Práticas recomendadas gerais

Como mencionado no início, não há apenas uma maneira correta de desenvolver um app multimódulo. Assim como existem várias arquiteturas de software, há inúmeras formas de modularizar um app. No entanto, as recomendações gerais a seguir podem ajudar a deixar seu código mais legível, testável e de fácil manutenção.

Manter a consistência da configuração

Todo módulo introduz um overhead de configuração. Se o número de módulos atingir um determinado limite, o gerenciamento de configurações consistentes vai se tornar um desafio. Por exemplo, é importante que os módulos usem dependências da mesma versão. Se você precisa atualizar um grande número de módulos apenas para resolver a versão de uma dependência, isso não só exige um esforço considerável como também abre espaço para possíveis erros. Para resolver esse problema, use uma das ferramentas do Gradle e centralize sua configuração:

  • Os catálogos de versões (link em inglês) são uma lista de tipos seguros de dependências geradas pelo Gradle durante a sincronização.
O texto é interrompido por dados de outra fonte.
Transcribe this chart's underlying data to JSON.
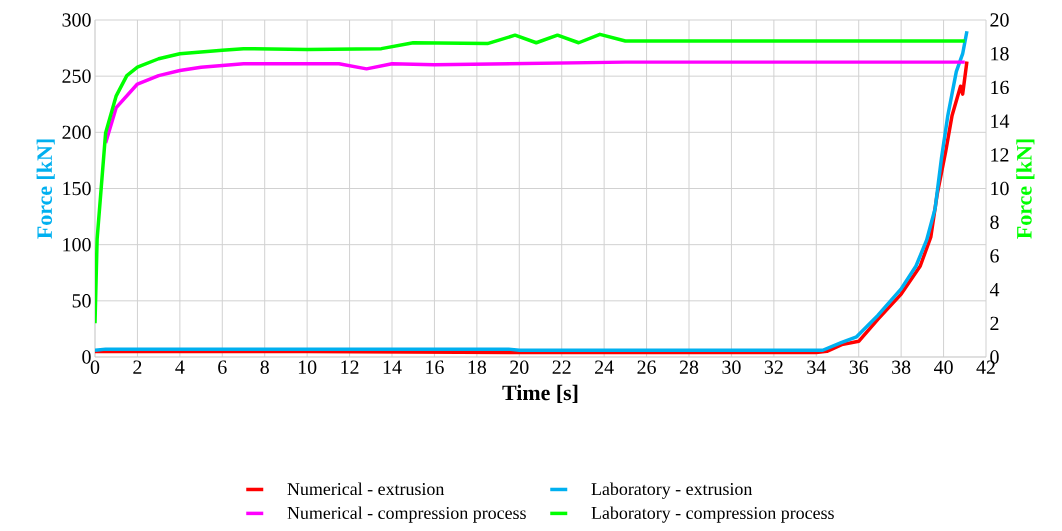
{
  "chart_data": {
    "type": "line",
    "xlabel": "Time [s]",
    "ylabel": "Force [kN]",
    "y2label": "Force [kN]",
    "xlim": [
      0,
      42
    ],
    "xticks": [
      0,
      2,
      4,
      6,
      8,
      10,
      12,
      14,
      16,
      18,
      20,
      22,
      24,
      26,
      28,
      30,
      32,
      34,
      36,
      38,
      40,
      42
    ],
    "ylim": [
      0,
      300
    ],
    "yticks": [
      0,
      50,
      100,
      150,
      200,
      250,
      300
    ],
    "y2lim": [
      0,
      20
    ],
    "y2ticks": [
      0,
      2,
      4,
      6,
      8,
      10,
      12,
      14,
      16,
      18,
      20
    ],
    "grid": true,
    "legend": "bottom",
    "line_style": "solid",
    "marker": "none",
    "series": [
      {
        "name": "Numerical - extrusion",
        "color": "#ff0000",
        "axis": "y",
        "x": [
          0,
          2,
          10,
          20,
          30,
          34,
          34.5,
          35.2,
          36,
          36.9,
          38,
          38.9,
          39.4,
          39.7,
          40.1,
          40.4,
          40.8,
          40.9,
          41.1
        ],
        "values": [
          5,
          5,
          5,
          4,
          4,
          4,
          5,
          11,
          14,
          33.5,
          56,
          81,
          107,
          145,
          183,
          215,
          241,
          234,
          263
        ]
      },
      {
        "name": "Laboratory - extrusion",
        "color": "#00b0f0",
        "axis": "y",
        "x": [
          0,
          0.5,
          2,
          10,
          19.5,
          20,
          30,
          34.3,
          35.2,
          35.9,
          36.9,
          38,
          38.7,
          39.2,
          39.6,
          39.9,
          40.2,
          40.6,
          40.9,
          41.1
        ],
        "values": [
          6,
          7,
          7,
          7,
          7,
          6,
          6,
          6,
          13,
          18,
          37,
          60.6,
          81,
          104,
          132,
          177,
          215,
          254,
          270,
          290
        ]
      },
      {
        "name": "Numerical - compression process",
        "color": "#ff00ff",
        "axis": "y2",
        "x": [
          0.5,
          1,
          2,
          3,
          4,
          5,
          6,
          7,
          11.5,
          12.8,
          14,
          16,
          25,
          41
        ],
        "values": [
          12.7,
          14.8,
          16.2,
          16.7,
          17,
          17.2,
          17.3,
          17.4,
          17.4,
          17.1,
          17.4,
          17.35,
          17.5,
          17.5
        ]
      },
      {
        "name": "Laboratory - compression process",
        "color": "#00ff00",
        "axis": "y2",
        "x": [
          0,
          0.1,
          0.5,
          1,
          1.5,
          2,
          3,
          4,
          5,
          6,
          7,
          10,
          13.5,
          15,
          18.5,
          19.8,
          20.8,
          21.8,
          22.8,
          23.8,
          25,
          41
        ],
        "values": [
          2,
          7,
          13.3,
          15.5,
          16.7,
          17.2,
          17.7,
          18,
          18.1,
          18.2,
          18.3,
          18.25,
          18.3,
          18.65,
          18.6,
          19.1,
          18.65,
          19.1,
          18.65,
          19.15,
          18.75,
          18.75
        ]
      }
    ]
  }
}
Essa é uma plataforma central para declarar todas as dependências e está disponível para todos os módulos em um projeto.
  • Use plug-ins de convenção (link em inglês) para compartilhar a lógica de build entre módulos.

Expor o mínimo possível

A interface pública de um módulo precisa ser mínima e expor apenas o essencial. As informações de implementação não podem vazar. Defina o escopo de tudo para a menor extensão possível. Use o escopo de visibilidade private ou internal do Kotlin para tornar o módulo de declarações particular. Ao declarar dependências no módulo, prefira usar implementation em vez de api. Essa última expõe dependências transitivas aos consumidores do módulo. O uso da implementação pode melhorar o tempo de compilação porque reduz o número de módulos que precisam ser recriados.

Preferir módulos Kotlin e Java

Há três tipos essenciais de módulos que podem ser usados no Android Studio:

  • Os módulos do app são um ponto de entrada para o aplicativo. Eles podem conter o código-fonte, recursos e um AndroidManifest.xml. A saída de um módulo do app é um Android App Bundle (AAB) ou um pacote de aplicativo Android (APK).
  • Os módulos de biblioteca têm o mesmo conteúdo dos módulos do app. Eles são usados por outros módulos do Android como uma dependência. A saída de um módulo de biblioteca é um ARchive do Android (AAR) estruturalmente idêntico aos módulos do app, mas compilado para um documento do AAR, que pode ser usado mais tarde por outros módulos como uma dependência. Um módulo de biblioteca permite encapsular e reutilizar a mesma lógica e recursos em vários módulos de apps.
  • As bibliotecas Kotlin e Java não contêm recursos ou arquivos de manifesto do Android.

Como os módulos do Android vêm com overhead, recomendamos dar o máximo de preferência possível ao tipo Kotlin ou Java.